Justice Ore said Tanzania should be proud to host the African Court, a judicial organ of the African Union which relocated its headquarters in Arusha in 2007, three years after the protocol that established it became operational. “We normally get coverage from outside Africa when our own media could report better and more objectively and in line with Africa’s desire for peaceful and democratic continent,” he said.

He assured that under his tenure as the President of the Court he would extend our full cooperation to the media in Tanzania which he described as a peaceful country befitting the host of such a sensitive organ.

Justice Ore, from Ivory Coast, was elected AfCHPR President on September 5 to succeed Judge Augustino Ramadhani from Tanzania who served from 2014 in that capacity and from 2010 as a Judge of the Court.

Dr Robert Eno, the Registrar of the Court, said it was pity that the court was not even much known in its host city Arusha and Tanzania in general and called on the media to sensitise the public not only on its activities but on human rights issues.
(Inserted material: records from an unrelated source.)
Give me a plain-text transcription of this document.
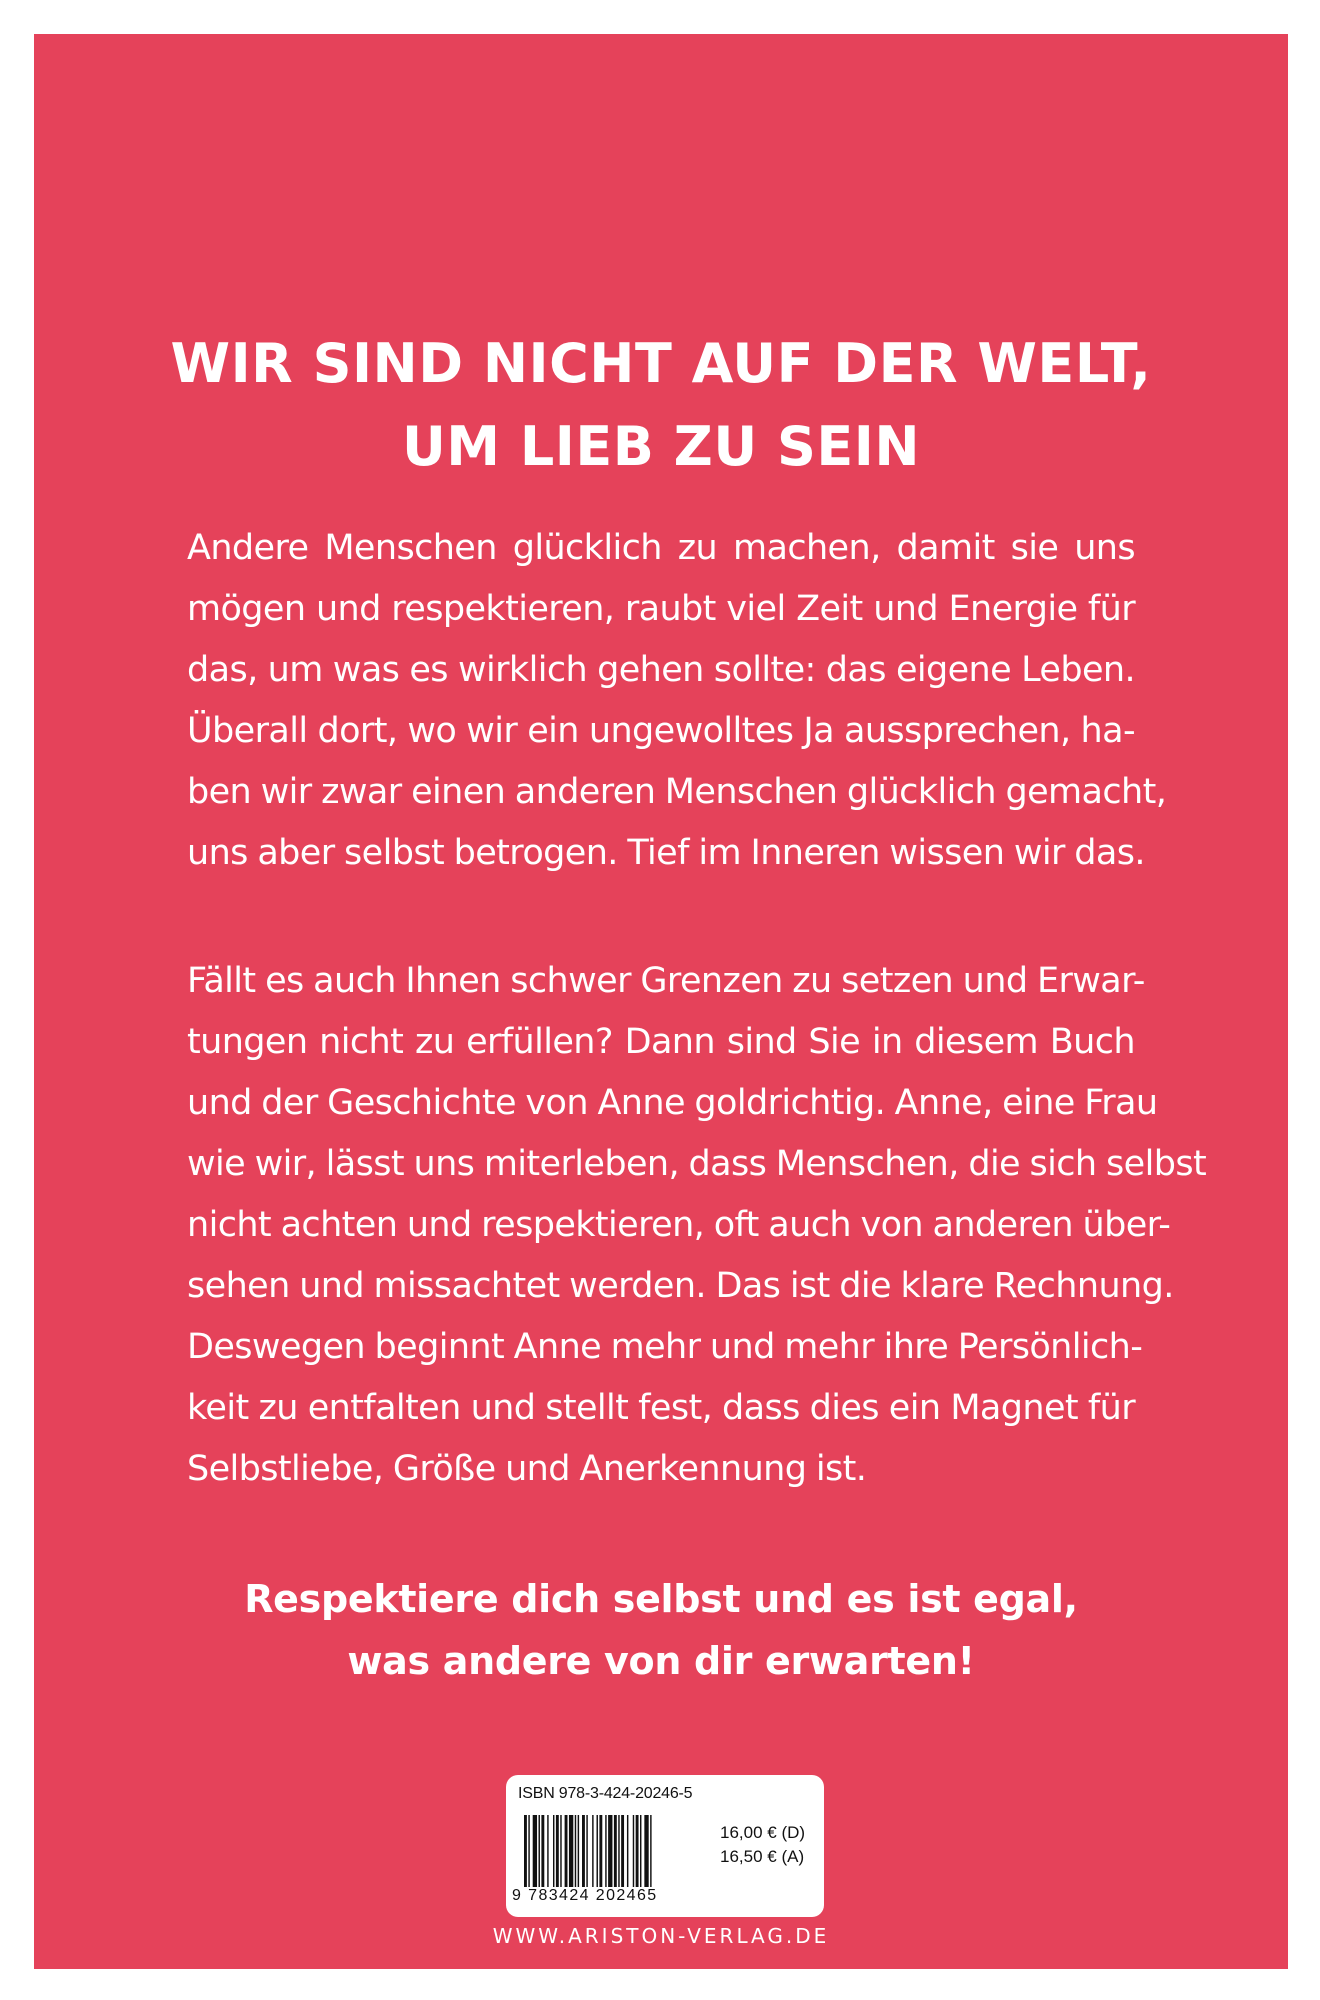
WIR SIND NICHT AUF DER WELT,
UM LIEB ZU SEIN
Andere Menschen glücklich zu machen, damit sie uns
mögen und respektieren, raubt viel Zeit und Energie für
das, um was es wirklich gehen sollte: das eigene Leben.
Überall dort, wo wir ein ungewolltes Ja aussprechen, ha-
ben wir zwar einen anderen Menschen glücklich gemacht,
uns aber selbst betrogen. Tief im Inneren wissen wir das.
Fällt es auch Ihnen schwer Grenzen zu setzen und Erwar-
tungen nicht zu erfüllen? Dann sind Sie in diesem Buch
und der Geschichte von Anne goldrichtig. Anne, eine Frau
wie wir, lässt uns miterleben, dass Menschen, die sich selbst
nicht achten und respektieren, oft auch von anderen über-
sehen und missachtet werden. Das ist die klare Rechnung.
Deswegen beginnt Anne mehr und mehr ihre Persönlich-
keit zu entfalten und stellt fest, dass dies ein Magnet für
Selbstliebe, Größe und Anerkennung ist.
Respektiere dich selbst und es ist egal,
was andere von dir erwarten!
ISBN 978-3-424-20246-5
9 783424 202465
16,00 € (D)
16,50 € (A)
WWW.ARISTON-VERLAG.DE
Dr Yonazi, who became the first CEO of a local media house to visit the court, said TSN was committed to informing Tanzanians about the institution and its mission. “We have to inform the public on what the court is doing in pushing on the human rights agenda and fight for democracy in the society,” he told reporters here. Upon being elected President of the Court 18 days ago, Justice Ore said he would traverse the entire African continent to make it much known.

However, he played down perception that the judicial organ was being shunned by many countries with poor records of human rights. “Do not emphasise too much on the reluctance of the African states to ratify on the protocol (that established the court). In the last six years alone, we have received 126 applications against only one between 2002 and 2010,” he told The Citizen.